Passos N. 231, Dezembro 2020

O sopro de Deus

Há uma frase de Dom Giussani, o fundador de Comunhão e Libertação (CL), que tem surgido com frequência nas conversas e no trabalho comum do Movimento nestas últimas semanas: “O Senhor também age à base de sopros”. É um sinal do quanto impressionou a quem a ouviu no encontro realizado em setembro e que relatamos na edição passada (“Vê-se só o que se admira”). Mas também foi repetida pelo fato de a reconhecermos familiar, a vermos acontecer em nossas vidas. O Senhor não se impõe com gestos espetaculares: sugere, convida, solicita. Ele se propõe à nossa disponibilidade em acolher os fatos que Ele opera; se propõe à nossa liberdade. Neste ano, em que tivemos tantos desafios por causa da pandemia da Covid, quem manteve os olhos abertos pôde perceber essa Presença, muitas vezes silenciosa, fazendo companhia.
Se pensarmos bem, o Natal também é assim. Uma criança indefesa que veio ao mundo em um canto remoto desse mundo, numa província marginal e desconhecida do Império. Menos que um sopro na história. E, no entanto, foi isso que a mudou para sempre. Porque possibilita vivê-la.

Sem a Encarnação, se Deus não estivesse presente na realidade, a vida seria simplesmente impossível. Talvez desse para aguentar alguns golpes – por algum tempo, e só para os temperamentos mais fortes –; mas o fôlego da nossa liberdade nunca conseguiria expandir-se sob esses golpes, a plenitude da nossa humanidade nunca conseguiria florescer até o fundo. Porque seria impossível viver até o fundo aquilo de que somos feitos: o relacionamento com o Mistério, com o Pai. Sem o Filho – que vive disso, que veio para encarnar, e assim mostrar a todos aquele vínculo decisivo com o Pai – nós nunca poderemos conceber-nos como filhos. Ou melhor, talvez possamos reconhecê-lo teoricamente, em algum raro sobressalto de uma razão que parece cada vez mais enfraquecida – é uma evidência que eu não faço a mim mesmo, que neste instante sou gerado por alguém que me quer –; mas não bastaria para vivê-lo, para enfrentar a realidade a partir dessa evidência, mantendo-a no canto do olho e do olhar.

Caro cardo salutis”, a salvação da nossa própria carne está na Encarnação, diz outra expressão, mais antiga, frequentemente ouvida nos últimos tempos. Mas precisamos de uma Encarnação presente, que chegue até nós agora.
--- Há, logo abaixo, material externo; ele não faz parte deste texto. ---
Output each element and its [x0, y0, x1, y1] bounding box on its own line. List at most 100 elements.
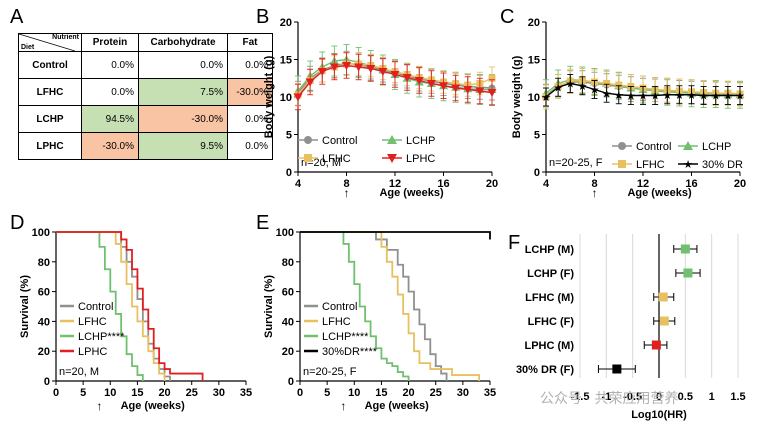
age-arrow: ↑ [96, 399, 102, 413]
survival-step [300, 231, 491, 240]
data-point [305, 78, 315, 87]
legend-entry: LPHC [60, 346, 107, 358]
survival-30dr [300, 231, 491, 240]
row-diet-label: Control [18, 51, 82, 79]
legend-label: LCHP**** [322, 331, 369, 343]
table-cell: 9.5% [138, 132, 228, 160]
y-axis-label: Body weight (g) [511, 55, 523, 138]
data-point [354, 63, 364, 72]
hr-point [680, 244, 690, 254]
row-label: LCHP (F) [527, 268, 574, 280]
x-axis-label: Log10(HR) [631, 409, 687, 421]
y-tick-label: 0 [534, 167, 540, 179]
y-tick-label: 20 [282, 346, 294, 358]
x-tick-label: 10 [104, 387, 116, 399]
x-axis-label: Age (weeks) [379, 187, 444, 199]
survival-step [300, 231, 448, 381]
hr-point [658, 292, 668, 302]
legend-entry: Control [612, 141, 671, 153]
survival-lchp [300, 231, 410, 381]
data-point [304, 136, 312, 144]
data-point [378, 68, 388, 76]
survival-step [300, 231, 481, 381]
x-axis-label: Age (weeks) [627, 187, 692, 199]
legend-entry: Control [60, 301, 113, 313]
legend-label: LFHC [322, 153, 351, 165]
legend-entry: LCHP [678, 141, 731, 153]
survival-step [56, 231, 166, 381]
legend-entry: Control [304, 301, 357, 313]
legend-label: Control [636, 141, 671, 153]
series-30dr: ★★ ★ ★ ★ ★ ★ ★ ★ ★ ★ ★ ★ ★ ★ ★ ★ [541, 74, 745, 107]
row-diet-label: LFHC [18, 78, 82, 106]
y-tick-label: 60 [282, 287, 294, 299]
x-axis-label: Age (weeks) [365, 400, 430, 412]
survival-step [56, 231, 204, 381]
x-tick-label: 16 [685, 178, 697, 190]
x-tick-label: 30 [457, 387, 469, 399]
n-annotation: n=20-25, F [549, 157, 603, 169]
data-point: ★ [577, 80, 587, 93]
x-tick-label: 12 [637, 178, 649, 190]
data-point: ★ [638, 90, 648, 103]
legend-label: 30%DR**** [322, 346, 378, 358]
data-point: ★ [735, 90, 745, 103]
hr-point [651, 340, 661, 350]
panel-label-b: B [256, 6, 270, 28]
legend-label: LFHC [322, 316, 351, 328]
data-point: ★ [553, 81, 563, 94]
panel-label-d: D [10, 212, 25, 234]
data-point [304, 154, 312, 162]
y-tick-label: 100 [276, 227, 294, 239]
x-tick-label: 4 [295, 178, 302, 190]
nutrient-table: Nutrient Diet Protein Carbohydrate Fat C… [18, 33, 273, 160]
legend-entry: LCHP**** [60, 331, 125, 343]
data-point [293, 93, 303, 102]
data-point [402, 74, 412, 82]
y-tick-label: 0 [288, 376, 294, 388]
y-tick-label: 40 [282, 316, 294, 328]
table-row: Control 0.0% 0.0% 0.0% [18, 51, 273, 79]
data-point: ★ [683, 158, 693, 171]
corner-diagonal [19, 34, 75, 51]
x-tick-label: 0 [297, 387, 303, 399]
y-tick-label: 100 [32, 227, 50, 239]
data-point: ★ [699, 90, 709, 103]
x-tick-label: 0 [53, 387, 59, 399]
data-point [414, 77, 424, 85]
x-tick-label: 20 [158, 387, 170, 399]
y-tick-label: 80 [38, 257, 50, 269]
x-tick-label: 15 [375, 387, 387, 399]
y-tick-label: 20 [528, 17, 540, 29]
corner-nutrient: Nutrient [52, 34, 79, 41]
y-tick-label: 20 [280, 17, 292, 29]
x-tick-label: 25 [430, 387, 442, 399]
data-point [439, 82, 448, 91]
legend-label: Control [78, 301, 113, 313]
x-tick-label: 25 [186, 387, 198, 399]
y-tick-label: 5 [534, 130, 540, 142]
data-point [683, 141, 693, 150]
y-axis-label: Survival (%) [19, 275, 31, 338]
x-tick-label: 0.5 [678, 391, 693, 403]
y-tick-label: 60 [38, 287, 50, 299]
table-row: LFHC 0.0% 7.5% -30.0% [18, 78, 273, 106]
forest-row: LPHC (M) [525, 340, 668, 352]
row-label: LCHP (M) [525, 244, 575, 256]
x-tick-label: 30 [213, 387, 225, 399]
data-point: ★ [650, 90, 660, 103]
y-tick-label: 5 [286, 130, 292, 142]
x-tick-label: 20 [734, 178, 746, 190]
data-point [618, 160, 626, 168]
legend-label: LFHC [78, 316, 107, 328]
age-arrow: ↑ [344, 186, 350, 200]
data-point: ★ [590, 84, 600, 97]
y-tick-label: 10 [528, 92, 540, 104]
table-cell: 0.0% [227, 132, 273, 160]
panel-label-c: C [500, 6, 515, 28]
data-point [342, 62, 351, 70]
data-point: ★ [687, 89, 697, 102]
series-lphc [293, 52, 497, 111]
table-cell: 7.5% [138, 78, 228, 106]
y-axis-label: Body weight (g) [263, 55, 275, 138]
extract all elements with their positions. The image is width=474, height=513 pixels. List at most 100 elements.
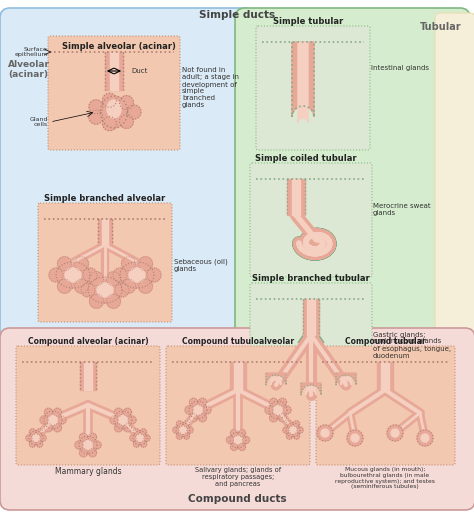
Polygon shape [133,431,147,445]
FancyBboxPatch shape [235,8,470,343]
Text: Alveolar
(acinar): Alveolar (acinar) [8,60,50,80]
Polygon shape [387,425,403,441]
FancyBboxPatch shape [48,36,180,150]
Polygon shape [80,449,88,457]
Polygon shape [190,398,198,406]
FancyBboxPatch shape [256,26,370,150]
Polygon shape [90,272,103,286]
Polygon shape [40,416,48,424]
Polygon shape [49,268,63,282]
FancyBboxPatch shape [38,203,172,322]
Polygon shape [321,429,329,437]
Polygon shape [176,421,182,427]
Polygon shape [29,431,43,445]
Polygon shape [107,100,121,118]
Polygon shape [336,373,356,385]
Polygon shape [417,430,433,446]
Polygon shape [301,383,321,395]
Text: Simple tubular: Simple tubular [273,17,343,26]
Text: Gland
cells: Gland cells [29,116,48,127]
Polygon shape [242,437,250,444]
Polygon shape [88,277,122,303]
Polygon shape [421,434,429,442]
Polygon shape [57,256,72,271]
Text: Simple ducts: Simple ducts [199,10,275,20]
Polygon shape [297,427,303,433]
Polygon shape [180,426,186,433]
Polygon shape [144,435,150,441]
Polygon shape [97,283,113,297]
Polygon shape [138,279,153,293]
Text: Simple alveolar (acinar): Simple alveolar (acinar) [62,42,176,51]
Polygon shape [283,427,289,433]
Polygon shape [190,414,198,422]
Polygon shape [56,262,90,288]
Polygon shape [187,427,193,433]
Polygon shape [119,114,134,128]
Polygon shape [203,406,211,414]
Polygon shape [119,95,134,110]
Polygon shape [283,406,291,414]
Polygon shape [391,429,399,437]
Polygon shape [121,256,136,271]
Polygon shape [36,441,43,447]
Polygon shape [199,398,207,406]
Polygon shape [199,414,207,422]
Polygon shape [140,441,146,447]
Polygon shape [114,424,123,432]
Polygon shape [292,42,314,117]
Text: Salivary glands; glands of
respiratory passages;
and pancreas: Salivary glands; glands of respiratory p… [195,467,281,487]
Polygon shape [83,268,97,282]
Polygon shape [121,279,136,293]
Polygon shape [127,105,141,119]
Text: Merocrine sweat
glands: Merocrine sweat glands [373,204,430,216]
Polygon shape [341,377,351,385]
Polygon shape [113,268,127,282]
Polygon shape [29,429,36,435]
Text: Compound alveolar (acinar): Compound alveolar (acinar) [27,337,148,346]
FancyBboxPatch shape [16,346,160,465]
Polygon shape [44,411,62,429]
Text: Simple coiled tubular: Simple coiled tubular [255,154,357,163]
Polygon shape [81,283,95,297]
FancyBboxPatch shape [0,8,255,343]
Polygon shape [45,424,53,432]
Polygon shape [75,441,83,449]
Polygon shape [286,421,292,427]
Polygon shape [40,435,46,441]
Polygon shape [185,406,193,414]
Polygon shape [293,421,300,427]
Polygon shape [269,401,287,419]
Text: Mammary glands: Mammary glands [55,467,121,476]
Text: Compound tubuloalveolar: Compound tubuloalveolar [182,337,294,346]
Polygon shape [130,435,136,441]
Polygon shape [133,441,140,447]
Polygon shape [102,93,117,107]
Text: Intestinal glands: Intestinal glands [371,65,429,71]
Polygon shape [120,262,154,288]
Polygon shape [278,414,287,422]
Polygon shape [65,268,81,282]
Polygon shape [278,398,287,406]
Polygon shape [118,416,128,424]
Polygon shape [89,433,97,441]
Polygon shape [107,272,120,286]
Polygon shape [271,377,281,385]
Polygon shape [137,435,144,442]
Text: Surface
epithelium: Surface epithelium [14,47,48,57]
Polygon shape [114,408,123,416]
Text: Simple branched tubular: Simple branched tubular [252,274,370,283]
FancyBboxPatch shape [250,283,372,397]
Polygon shape [193,405,202,415]
Polygon shape [347,430,363,446]
Text: Duct: Duct [131,68,147,74]
Polygon shape [54,408,62,416]
Text: Sebaceous (oil)
glands: Sebaceous (oil) glands [174,258,228,272]
Polygon shape [74,279,89,293]
Polygon shape [29,441,36,447]
Polygon shape [123,408,132,416]
Polygon shape [298,42,308,123]
Polygon shape [176,423,190,437]
Polygon shape [89,110,103,124]
Polygon shape [33,435,39,442]
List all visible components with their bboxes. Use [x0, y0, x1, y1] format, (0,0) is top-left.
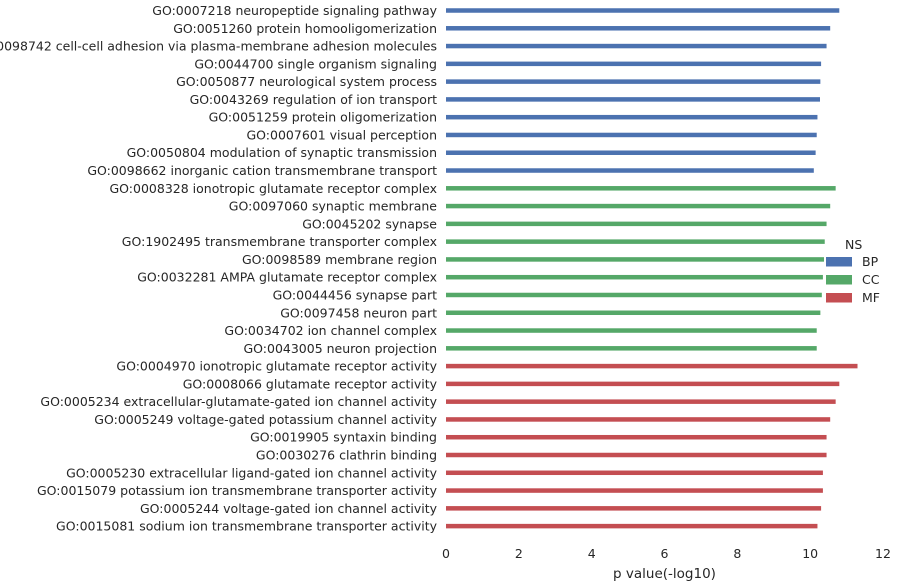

Fatos e testemunhos que nos impelem hoje à mesma disponibilidade dócil e admirada dos primeiros, daqueles pastores que deram crédito àquele misteriosíssimo “sopro de Deus”. A vida está cheia de testemunhas assim. Alguns pequenos exemplos também podem ser encontrados nas páginas a seguir. São a carne d’Ele, Deus conosco. Feliz Natal!